In-Context Data Distillation with TabPFN
Junwei Ma, Valentin Thomas, Guangwei Yu, Anthony Caterini
TL;DR
This paper introduces In-Context Distillation (ICD), a method to overcome TabPFN's ${\mathcal{O}}(n^2)$ memory barrier by learning a compact distilled context $\mathcal{D}_{dist}$ that preserves predictive information for large tabular datasets. ICD optimizes the context via backpropagation through the context tokens, without retraining the model, enabling TabPFN to operate with fixed memory while maintaining strong performance. On 48 large OpenML datasets, TabPFN-ICD significantly outperforms TabPFN and default XGBoost baselines and approaches the performance of tuned XGBoost, illustrating the efficacy of context-based data distillation for in-context learning in tabular domains.
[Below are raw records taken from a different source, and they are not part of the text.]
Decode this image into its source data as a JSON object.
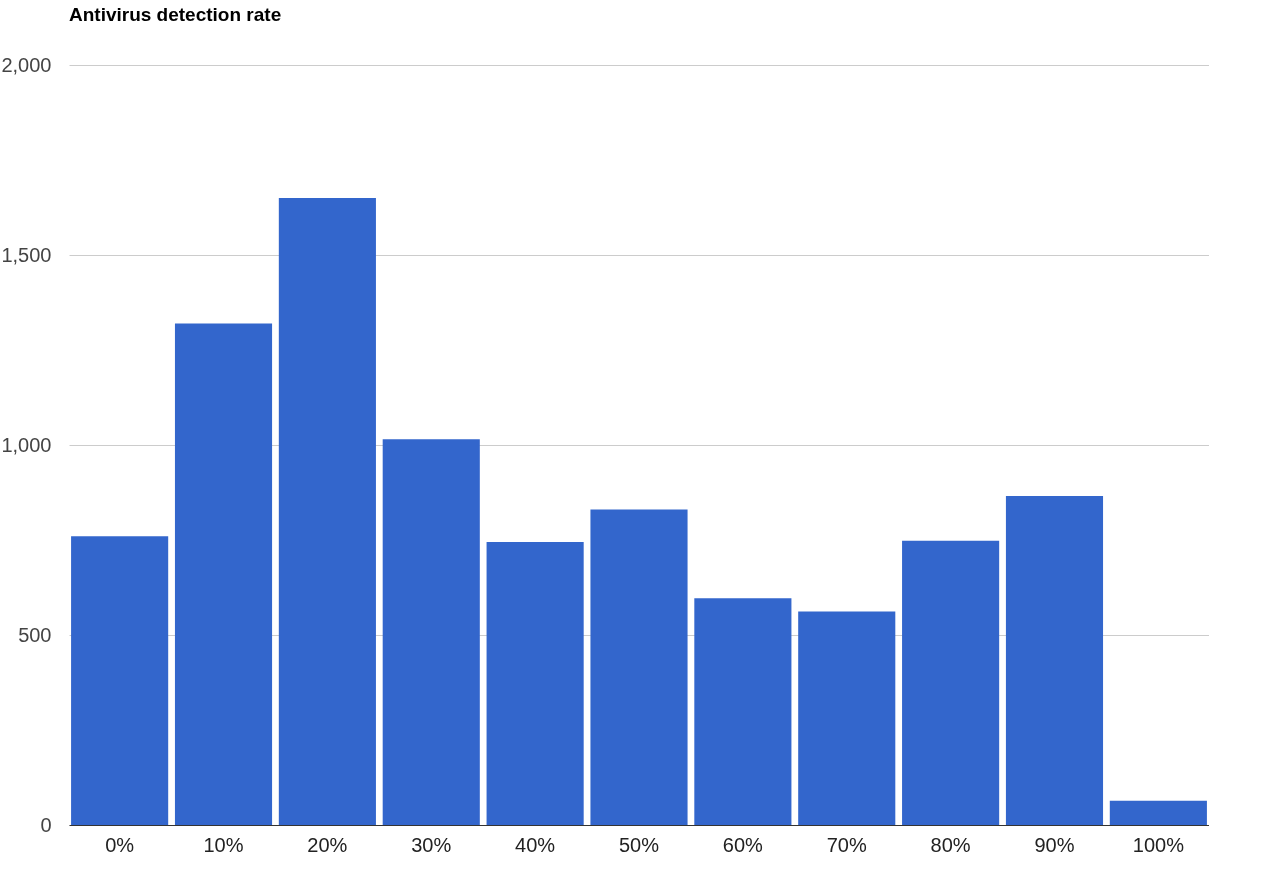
{
  "chart_data": {
    "type": "bar",
    "title": "Antivirus detection rate",
    "categories": [
      "0%",
      "10%",
      "20%",
      "30%",
      "40%",
      "50%",
      "60%",
      "70%",
      "80%",
      "90%",
      "100%"
    ],
    "values": [
      760,
      1320,
      1650,
      1015,
      745,
      830,
      597,
      562,
      748,
      866,
      64
    ],
    "color": "#3366cc",
    "ylim": [
      0,
      2000
    ],
    "yticks": [
      {
        "value": 0,
        "label": "0"
      },
      {
        "value": 500,
        "label": "500"
      },
      {
        "value": 1000,
        "label": "1,000"
      },
      {
        "value": 1500,
        "label": "1,500"
      },
      {
        "value": 2000,
        "label": "2,000"
      }
    ],
    "grid": "y"
  }
}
The approach thus broadens the practical applicability of TabPFN to real-world, large-scale tabular data, with potential implications for faster inference and scalable meta-learning on structured data.
Abstract
Foundation models have revolutionized tasks in computer vision and natural language processing. However, in the realm of tabular data, tree-based models like XGBoost continue to dominate. TabPFN, a transformer model tailored for tabular data, mirrors recent foundation models in its exceptional in-context learning capability, being competitive with XGBoost's performance without the need for task-specific training or hyperparameter tuning. Despite its promise, TabPFN's applicability is hindered by its data size constraint, limiting its use in real-world scenarios. To address this, we present in-context data distillation (ICD), a novel methodology that effectively eliminates these constraints by optimizing TabPFN's context. ICD efficiently enables TabPFN to handle significantly larger datasets with a fixed memory budget, improving TabPFN's quadratic memory complexity but at the cost of a linear number of tuning steps. Notably, TabPFN, enhanced with ICD, demonstrates very strong performance against established tree-based models and modern deep learning methods on 48 large tabular datasets from OpenML.